Jakarta, Liputan.co.id – Wakil Ketua DPR RI, Fahri Hamzah mengkritisi penggiringan opini publik seolah-olah hanya kepada Komisi Pemberantasan Korupsi (KPK) saja penegakan hukum bisa dipercaya. Sementara institusi penegak hukum lainnya tidak bisa dipercaya lagi.
Bahkan ujar Fahri, secara bersamaan juga berlangsung proses membangun opini agar bangsa ini tidak percaya kepada mekanisme hukum, kepada penyidik, penuntut serta pengadilan di luar KPK.
“Opini yang dibangun hanya penyidik, penuntut dan pengadilan yang diselenggarakan KPK yang benar dan layak dipercaya. Di Republik ini yang kita bisa percaya hanya KPK. Untuk penguatan opini itu, presiden diseret untuk terlibat di panggung opini itu,” kata Fahri, di Media Center DPR RI, Selasa (14/11/2017).
Karena presiden sudah diseret untuk mengintervensi dan diintervensi, politikus Partai Keadilan Sejahtera ini mengingatkan Joko Widodo agar ekstra hati-hati dalam menyikapi penggiringan opini ini.
“Saya ingatkan Presiden Jokowi yang tersayang. Karena presiden telah diseret untuk mengintervensi atau presiden telah diseret untuk diintervensi dan saling intervensi yang ditandai dengan kelakuan KPK menstabilo daftar nama kabinet di awal. Itu luar biasa karena presiden tidak bisa menggunakan hak prerogatifnya,” tegas Fahri.
Parahnya lagi lanjut Fahri, nama-nama yang distabilo itu bocor ke masyarakat. “Pertanyaan saya, apakah yang sudah di stabilo merah itu sudah ditangkap? Seba orang itu sudah hancur namanya. Kenapa ini dibiarkan? Tindakan ini tidak hanya intervensi tetapi pada saat yang sama KPK keluar dari kewenangannya. Saya mau nanya pasal mana yang membolehkan dia ini (KPK,red) mengatakan orang ini merah, dan kenapa orang itu sekarang tidak ditangkap? Inikan jadi konyol negara kalau seperti ini. Amatir lawan amatir, jadi negara amatir kita, nggak boleh seperti itu. Hukum adalah hukum. Patuh dan teguhlah pada kewenangan kita, jangan melebar ke mana-mana, mumpung punya nama baik, semua mau dinilai, jadi polisi moral, rusaklah negara kita ini,” ujarnya.

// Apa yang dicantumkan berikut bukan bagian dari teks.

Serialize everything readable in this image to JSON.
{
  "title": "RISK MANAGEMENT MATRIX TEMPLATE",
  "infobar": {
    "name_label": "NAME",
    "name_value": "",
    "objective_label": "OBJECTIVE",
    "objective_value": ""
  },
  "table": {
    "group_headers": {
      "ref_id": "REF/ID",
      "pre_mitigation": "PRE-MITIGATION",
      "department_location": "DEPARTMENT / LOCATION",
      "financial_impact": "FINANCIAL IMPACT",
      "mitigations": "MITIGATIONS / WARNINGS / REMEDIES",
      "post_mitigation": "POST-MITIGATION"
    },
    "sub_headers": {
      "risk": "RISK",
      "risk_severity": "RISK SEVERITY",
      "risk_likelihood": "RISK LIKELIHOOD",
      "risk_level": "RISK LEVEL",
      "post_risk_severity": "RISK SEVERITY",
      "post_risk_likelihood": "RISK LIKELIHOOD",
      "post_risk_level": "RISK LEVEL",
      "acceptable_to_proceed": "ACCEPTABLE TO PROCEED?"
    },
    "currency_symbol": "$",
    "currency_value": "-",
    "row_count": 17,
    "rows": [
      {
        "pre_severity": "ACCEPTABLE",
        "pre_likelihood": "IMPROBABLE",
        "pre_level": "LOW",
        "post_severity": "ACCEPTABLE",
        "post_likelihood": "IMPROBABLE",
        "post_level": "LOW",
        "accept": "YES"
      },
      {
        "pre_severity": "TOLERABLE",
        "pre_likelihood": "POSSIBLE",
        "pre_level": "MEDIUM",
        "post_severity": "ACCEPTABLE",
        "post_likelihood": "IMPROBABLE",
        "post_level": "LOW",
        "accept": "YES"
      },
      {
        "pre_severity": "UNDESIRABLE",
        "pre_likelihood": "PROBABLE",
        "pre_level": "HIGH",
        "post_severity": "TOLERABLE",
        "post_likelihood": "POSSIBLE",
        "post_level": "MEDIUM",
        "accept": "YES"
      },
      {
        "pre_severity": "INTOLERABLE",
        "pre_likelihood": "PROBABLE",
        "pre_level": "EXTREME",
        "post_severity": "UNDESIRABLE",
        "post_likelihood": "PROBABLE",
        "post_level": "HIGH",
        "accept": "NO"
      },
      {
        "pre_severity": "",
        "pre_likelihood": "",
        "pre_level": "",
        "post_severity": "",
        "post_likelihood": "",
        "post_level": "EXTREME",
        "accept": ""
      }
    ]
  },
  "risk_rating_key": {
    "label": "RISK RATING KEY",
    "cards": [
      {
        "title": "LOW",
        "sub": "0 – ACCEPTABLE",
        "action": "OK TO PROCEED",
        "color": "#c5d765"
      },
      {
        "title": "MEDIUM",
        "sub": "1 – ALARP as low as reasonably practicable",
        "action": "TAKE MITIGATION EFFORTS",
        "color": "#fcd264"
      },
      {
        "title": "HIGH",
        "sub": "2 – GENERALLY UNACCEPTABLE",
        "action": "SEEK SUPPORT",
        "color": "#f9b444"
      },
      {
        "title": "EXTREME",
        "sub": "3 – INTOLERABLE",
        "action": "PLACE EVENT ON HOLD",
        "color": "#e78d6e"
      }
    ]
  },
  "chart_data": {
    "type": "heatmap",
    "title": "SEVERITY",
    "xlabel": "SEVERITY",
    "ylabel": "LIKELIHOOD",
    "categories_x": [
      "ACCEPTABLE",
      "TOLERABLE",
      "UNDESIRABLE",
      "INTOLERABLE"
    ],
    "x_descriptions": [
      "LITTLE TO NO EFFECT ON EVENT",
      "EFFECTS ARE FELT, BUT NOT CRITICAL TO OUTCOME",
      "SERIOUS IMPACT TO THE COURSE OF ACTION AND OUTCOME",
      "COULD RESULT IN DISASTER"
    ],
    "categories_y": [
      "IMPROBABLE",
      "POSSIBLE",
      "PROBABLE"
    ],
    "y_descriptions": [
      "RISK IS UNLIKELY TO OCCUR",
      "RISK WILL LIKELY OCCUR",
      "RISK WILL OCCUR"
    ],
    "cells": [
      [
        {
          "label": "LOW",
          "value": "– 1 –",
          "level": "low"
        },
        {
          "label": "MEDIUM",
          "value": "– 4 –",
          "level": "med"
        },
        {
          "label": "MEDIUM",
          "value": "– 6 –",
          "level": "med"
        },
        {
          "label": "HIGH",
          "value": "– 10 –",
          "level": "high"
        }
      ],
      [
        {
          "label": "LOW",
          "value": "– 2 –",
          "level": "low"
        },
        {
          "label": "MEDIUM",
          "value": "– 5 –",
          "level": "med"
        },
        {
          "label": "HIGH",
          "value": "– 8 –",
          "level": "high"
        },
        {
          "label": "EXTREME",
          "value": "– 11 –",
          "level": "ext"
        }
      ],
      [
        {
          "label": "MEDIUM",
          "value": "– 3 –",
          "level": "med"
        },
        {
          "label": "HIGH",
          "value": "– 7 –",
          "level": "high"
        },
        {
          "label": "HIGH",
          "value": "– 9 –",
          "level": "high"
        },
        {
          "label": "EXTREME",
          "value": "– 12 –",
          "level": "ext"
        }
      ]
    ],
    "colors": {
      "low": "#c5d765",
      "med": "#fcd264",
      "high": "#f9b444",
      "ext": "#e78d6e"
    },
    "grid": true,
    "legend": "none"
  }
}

Demikian juga halnya KPK menolak Budi Gunawan sebagai Kapolri dengan cara menersangkakannya. Begita BG bebas lewat putusan pengadilan dan akhirnya jadi Kepala BIN, KPK kata Fahri, diam juga.
“Itu sebuah tontonan yang memuakan, dia sama orang kecil saja beraninya, dikasih 10 juta, 25 juta, 40 juta, yang lugu lugu, hakim lugu-lugu, auditor lugu lugu, itu saja bisa dikeprak-keprak. Sedangkan yang gede kendor semua. Menurut saya ini pengrusakan negara hukum dan sekarang KPK menggunakan presiden untuk mengintervensi Polri. Hati-hati Bapak Jokowi! Anda bisa melakukan tindakan yang masuk ke dalam pasal di artikel of impeachment,” kata Fahri.
Terakhir, Fahri meminta Presiden Jokowi melepaskan penegakan hukum murni kepada mekanisme yudikatif. “Percayalah bahwa dalam 19 tahun ini, kita telah membangun sistem hukum yang baik. Kapan lagi kita percaya kepada sistem hukum kalau presiden sendiri bisa dihasut untuk tidak percaya kepada proses hukum,” tanya wakil rakyat dari daerah pemilihan Nusa Tenggara Barat itu.
Menurut Fahri, KPK sudah tidak diperlukan lagi, sebab penegakan hukum sudah baik, demokrasi kini telah mengikis penyakit-penyakit bernegara karena negara telah dibuka sistemnya, biarkan sistem itu bekerja. Pemberantasan korupsi yang dilakukan oleh Polisi jauh lebih masif dan jauh lebih produktif dengan anggaran yang dimiliki.
“Apalagi kalau mekanisme Densus Tipikor dipercayai dan disetujui, maka saya percaya, kita tidak memerlukan KPK lagi, tegakan hukum melalui mekanisme institusi penegakan hukum yang permanen. Jangan biarkan terlalu banyak lembaga adhoc bermain di wilayah penegakan hukum kita,” pungkasnya.